Anyone who has spent some time studying the saMskR^ita texts in the original will note that in the vedic period there was a major stellar rite known as the nakShatreShTi. There is no sign of predictive astrology in that text. The adbhuta texts of the AV parishiShTa and the one attributed to ushanA kAvya have a primitive astrology in the form of portents and omens but not of the predictive type seen in modern Indian astrology. If we look at the astrology in the itihAsa-s it is more consistent with the system of portents and omens of the adbhuta texts. In the gR^ihya sUtra-s and late shrauta traditions we find rites known as graheShTi-s and graha-homa-s. These rites are also related in their context to acquisition of various desires and freedom from the ill-effects of omens rather than their function in modern predictive astrology. An early Tamil text of the heroic Tamil age has an astrological reference, puranAnuru 229: Here the poet mentions that due a certain astrological omen in the form of a meteor the chera king kOchEramAn died.

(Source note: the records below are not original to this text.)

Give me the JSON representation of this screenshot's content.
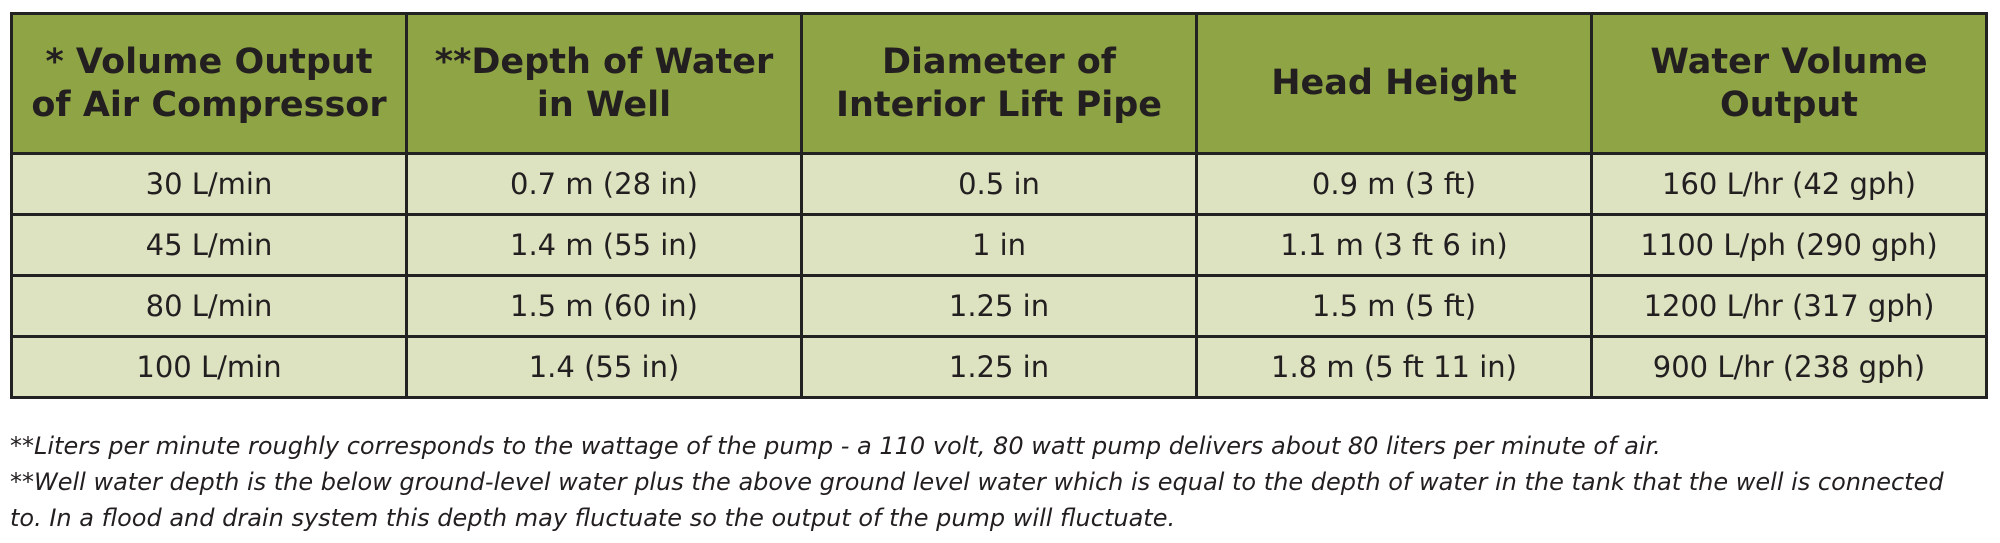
{
  "table": {
    "header": [
      [
        "* Volume Output",
        "of Air Compressor"
      ],
      [
        "**Depth of Water",
        "in Well"
      ],
      [
        "Diameter of",
        "Interior Lift Pipe"
      ],
      [
        "Head Height"
      ],
      [
        "Water Volume",
        "Output"
      ]
    ],
    "rows": [
      [
        "30 L/min",
        "0.7 m (28 in)",
        "0.5 in",
        "0.9 m (3 ft)",
        "160 L/hr (42 gph)"
      ],
      [
        "45 L/min",
        "1.4 m (55 in)",
        "1 in",
        "1.1 m (3 ft 6 in)",
        "1100 L/ph (290 gph)"
      ],
      [
        "80 L/min",
        "1.5 m (60 in)",
        "1.25 in",
        "1.5 m (5 ft)",
        "1200 L/hr (317 gph)"
      ],
      [
        "100 L/min",
        "1.4 (55 in)",
        "1.25 in",
        "1.8 m (5 ft 11 in)",
        "900 L/hr (238 gph)"
      ]
    ]
  },
  "notes": [
    "**Liters per minute roughly corresponds to the wattage of the pump - a 110 volt, 80 watt pump delivers about 80 liters per minute of air.",
    "**Well water depth is the below ground-level water plus the above ground level water which is equal to the depth of water in the tank that the well is connected to. In a flood and drain system this depth may fluctuate so the output of the pump will fluctuate."
  ]
}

From all this we can state that the early home grown astrology of the Hindus was mainly of an portentitious variety. The predictive version based on rAshI and hora is of Greek origin. It is this latter aspect that is marketed today as nADI jyotiSha and "vedic astrology". What the Indians/ Indo-Greeks did do is to merge their ancestral nakShatra system with a rashi based astrology coming in from the Greeks thus Indianizing it.
Some Greek words in India astrology:
hora
drekkANa
I would like to see if any "vedic astrologer" denies these.